Some people are predispositioned to flourish under the societal norm. But I am not a sugar cookie. You might not be either. That doesn’t mean there is anything wrong with us or with sugar cookies – it just means we’re different!
The normal life trajectory, the traditional expectation, works for some people but it doesn’t work for all of us. That doesn’t make either party wrong, it just makes us different. If the peer pressure (aka – the millionth pregnancy announcement on Facebook this week) doesn’t appeal to you, then you shouldn’t punish yourself for not being made of gingerbread dough. ‘Lowering your expectations’ might just mean accepting that you’re an M&M cookie.
2. Expectations Are Set To Accommodate A Certain End
The white-picket-fence-life is a goal that I personally don’t share. To society, the idea of the ‘Leave It To Beaver’ life is perfection.
The life trajectory I feel pressured to follow is really a means to an end.
When I was in high school, I was overwhelmingly pressured to apply to college. No one stopped to ask why, or what my end goal was. It was merely accepted that I should go to college.
(Sadly, it would seem, a lot of young women attend college to obtain their Mrs. Degree.)

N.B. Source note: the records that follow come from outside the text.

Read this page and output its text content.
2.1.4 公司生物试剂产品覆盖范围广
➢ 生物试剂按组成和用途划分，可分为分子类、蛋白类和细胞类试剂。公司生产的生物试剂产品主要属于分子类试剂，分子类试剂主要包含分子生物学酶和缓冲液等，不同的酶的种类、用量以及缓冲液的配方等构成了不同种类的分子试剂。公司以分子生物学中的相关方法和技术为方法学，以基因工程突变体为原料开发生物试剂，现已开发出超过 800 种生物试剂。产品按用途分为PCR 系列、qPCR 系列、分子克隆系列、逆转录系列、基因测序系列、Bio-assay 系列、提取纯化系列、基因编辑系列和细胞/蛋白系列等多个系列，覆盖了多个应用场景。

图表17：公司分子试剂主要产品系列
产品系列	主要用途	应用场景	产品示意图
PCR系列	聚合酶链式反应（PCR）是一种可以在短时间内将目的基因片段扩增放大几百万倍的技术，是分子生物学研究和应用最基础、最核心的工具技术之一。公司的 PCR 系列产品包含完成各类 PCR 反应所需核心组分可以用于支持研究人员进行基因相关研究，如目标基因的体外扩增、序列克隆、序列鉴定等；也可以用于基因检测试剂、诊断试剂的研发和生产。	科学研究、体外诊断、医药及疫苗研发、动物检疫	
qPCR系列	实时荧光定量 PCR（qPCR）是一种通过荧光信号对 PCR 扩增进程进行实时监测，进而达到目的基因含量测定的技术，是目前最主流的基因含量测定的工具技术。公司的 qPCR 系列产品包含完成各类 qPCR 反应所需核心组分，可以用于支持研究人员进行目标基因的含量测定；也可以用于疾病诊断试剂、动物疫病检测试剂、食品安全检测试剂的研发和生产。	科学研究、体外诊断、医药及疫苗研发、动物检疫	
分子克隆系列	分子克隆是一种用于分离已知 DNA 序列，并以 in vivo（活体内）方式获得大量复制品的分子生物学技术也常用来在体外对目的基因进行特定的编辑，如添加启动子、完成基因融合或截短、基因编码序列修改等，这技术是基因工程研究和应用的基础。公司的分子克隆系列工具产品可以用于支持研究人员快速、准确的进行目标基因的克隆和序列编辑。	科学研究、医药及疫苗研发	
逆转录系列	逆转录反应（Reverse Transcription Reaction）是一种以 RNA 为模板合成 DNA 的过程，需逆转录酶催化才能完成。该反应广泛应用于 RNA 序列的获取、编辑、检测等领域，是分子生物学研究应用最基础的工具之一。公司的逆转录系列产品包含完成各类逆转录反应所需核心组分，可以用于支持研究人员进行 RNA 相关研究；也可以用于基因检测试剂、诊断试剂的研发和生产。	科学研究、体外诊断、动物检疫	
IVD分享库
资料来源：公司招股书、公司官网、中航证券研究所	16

University is not a necessity. I know many women who are perfectly happy – after 4-6 years in college – in a life in which they do not even use their degree. Many of them have unfortunately acquired student loans in the process. I, personally, along with other very successful professionals I know, chose to pursue an apprenticeship.
I am married, but I did not become so in order to have children. I have a growing writing career that I did not attend college to pursue. (As it turns out, you do not need college to write books.) I ‘lowered my expectations’ and have chosen a different lifestyle.
If any point of the peer-pressured, ‘normal’ life milestones does not appeal to you, perhaps you should change your expectations as well. If you did, you might find that the ends they prescribed to you when you were a senior in high school never truly resonated with your soul.
3. Happiness Is Not For Mass Consumption
Despite every current marketing technique, what makes one person happy is not what makes everyone happy. After all, have you ever had a friend who was in utter bliss while in a relationship you, yourself, would despise?
New cars don’t make me happy. Eating out doesn’t make me happy. Expensive jewelry doesn’t make me happy. My husband getting a promotion doesn’t make me happy. Selling lots of books doesn’t make me happy.
The rainbow cast from the mist of a waterfall makes me happy. Rich, delicious foods make me happy. Having a new experience makes me happy. Writing in and of itself makes me happy.
What makes me happy may not make you happy. The things that make you happy may not make me happy (particularly if your interests include sporting events). That’s okay. We are different.
Similarly, your life trajectory may lead you to happiness, while my radically different life trajectory may lead me to equal happiness.
Happiness is, ultimately, a personal experience. As such, it was never meant for mass marketing. Lowering my expectations from traditional equations that supposedly create happiness could very well result in a joy and supreme happiness never experienced through the ‘average’ and ‘acceptable’ means.
Choosing a life different from the choices of everyone around you doesn’t make you wrong. You may have lowered your expectations in the eyes of some, but that very shift may just be what ignites your heart toward greatness.